In a 2016 decision, the European Commission said two Irish tax rulings, over two decades, had reduced Apple’s tax burden from just 0.005% in 2014.

In 2020, the Court of First Instance said regulators failed to meet the legal standard of showing that Apple gained an unfair advantage.

But Mr Loewenthal told the judges of the Court of Justice that this sentence was “erroneous in law” and should be overturned.

Apple denied the Commission’s arguments, saying it had paid its fair share of taxes in the countries concerned.

“The profits that we are talking about – the profits that the Commission said should be attributed to those branches in Ireland – those profits were actually subject to the US tax regime,” Daniel Beard told the court.

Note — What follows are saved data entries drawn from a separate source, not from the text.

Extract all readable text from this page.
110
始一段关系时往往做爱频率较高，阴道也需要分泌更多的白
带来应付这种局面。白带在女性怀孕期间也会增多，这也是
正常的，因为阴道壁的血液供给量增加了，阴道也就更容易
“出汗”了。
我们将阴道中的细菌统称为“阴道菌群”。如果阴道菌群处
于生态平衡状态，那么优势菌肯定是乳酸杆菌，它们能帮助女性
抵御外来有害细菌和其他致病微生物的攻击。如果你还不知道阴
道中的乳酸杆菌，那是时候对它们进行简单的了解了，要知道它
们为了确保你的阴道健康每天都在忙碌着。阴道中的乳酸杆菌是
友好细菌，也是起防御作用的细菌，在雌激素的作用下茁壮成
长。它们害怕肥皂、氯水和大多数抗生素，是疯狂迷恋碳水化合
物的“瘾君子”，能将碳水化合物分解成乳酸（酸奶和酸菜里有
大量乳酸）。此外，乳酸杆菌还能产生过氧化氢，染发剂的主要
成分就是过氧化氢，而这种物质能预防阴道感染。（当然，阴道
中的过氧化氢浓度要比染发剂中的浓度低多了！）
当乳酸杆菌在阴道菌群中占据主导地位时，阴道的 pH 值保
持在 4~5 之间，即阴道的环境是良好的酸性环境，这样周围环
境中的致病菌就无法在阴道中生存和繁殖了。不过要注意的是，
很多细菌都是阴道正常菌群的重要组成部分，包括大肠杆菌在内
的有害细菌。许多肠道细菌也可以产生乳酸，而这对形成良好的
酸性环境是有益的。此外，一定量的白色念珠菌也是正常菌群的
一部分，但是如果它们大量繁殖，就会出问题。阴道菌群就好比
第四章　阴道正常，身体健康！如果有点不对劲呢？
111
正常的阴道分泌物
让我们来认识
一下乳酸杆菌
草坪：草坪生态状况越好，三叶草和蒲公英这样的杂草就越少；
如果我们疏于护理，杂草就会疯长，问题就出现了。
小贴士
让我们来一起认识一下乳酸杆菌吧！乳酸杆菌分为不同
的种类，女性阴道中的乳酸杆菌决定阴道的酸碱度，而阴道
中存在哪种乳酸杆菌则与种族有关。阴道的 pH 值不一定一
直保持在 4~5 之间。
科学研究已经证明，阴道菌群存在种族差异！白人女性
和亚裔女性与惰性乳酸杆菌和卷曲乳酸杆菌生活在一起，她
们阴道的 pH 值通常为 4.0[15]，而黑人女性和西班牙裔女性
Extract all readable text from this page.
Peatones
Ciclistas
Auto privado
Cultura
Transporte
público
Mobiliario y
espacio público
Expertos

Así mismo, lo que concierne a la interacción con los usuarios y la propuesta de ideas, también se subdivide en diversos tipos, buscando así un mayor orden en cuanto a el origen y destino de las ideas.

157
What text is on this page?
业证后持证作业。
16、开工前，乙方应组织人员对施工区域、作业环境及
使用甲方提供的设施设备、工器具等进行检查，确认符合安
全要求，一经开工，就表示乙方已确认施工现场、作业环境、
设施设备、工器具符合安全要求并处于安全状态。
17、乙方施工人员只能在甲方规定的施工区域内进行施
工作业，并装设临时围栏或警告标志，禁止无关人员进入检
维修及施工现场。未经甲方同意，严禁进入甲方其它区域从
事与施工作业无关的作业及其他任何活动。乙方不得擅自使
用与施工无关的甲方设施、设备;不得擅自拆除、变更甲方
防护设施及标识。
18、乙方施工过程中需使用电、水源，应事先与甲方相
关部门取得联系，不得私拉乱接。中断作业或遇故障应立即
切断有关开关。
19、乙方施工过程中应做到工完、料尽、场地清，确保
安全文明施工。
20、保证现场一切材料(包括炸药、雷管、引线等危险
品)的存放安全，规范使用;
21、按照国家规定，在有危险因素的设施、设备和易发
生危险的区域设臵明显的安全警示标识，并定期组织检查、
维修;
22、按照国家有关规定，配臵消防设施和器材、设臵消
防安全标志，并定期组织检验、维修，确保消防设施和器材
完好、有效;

“Apple has set aside reserves for the payment of these US taxes and is paying approximately €20 billion in US taxes on the same profits that the Commission says should be taxed by Ireland,” said Apple.

“Apple paid the tax that was owed under the Irish tax code.

In recent months, Europe’s competition watchdog has won court sanctions against Fiat Chrysler, now known as Stellantis, Amazon and Starbucks, although it won legal action when the CJEU upheld it in September in a Belgian tax exemption case. against a group of international organizations.

The case under review on Tuesday is C-465/20 P Commission v Ireland and others.

The judgment of the Court of Justice is expected in the coming months and will form the final word.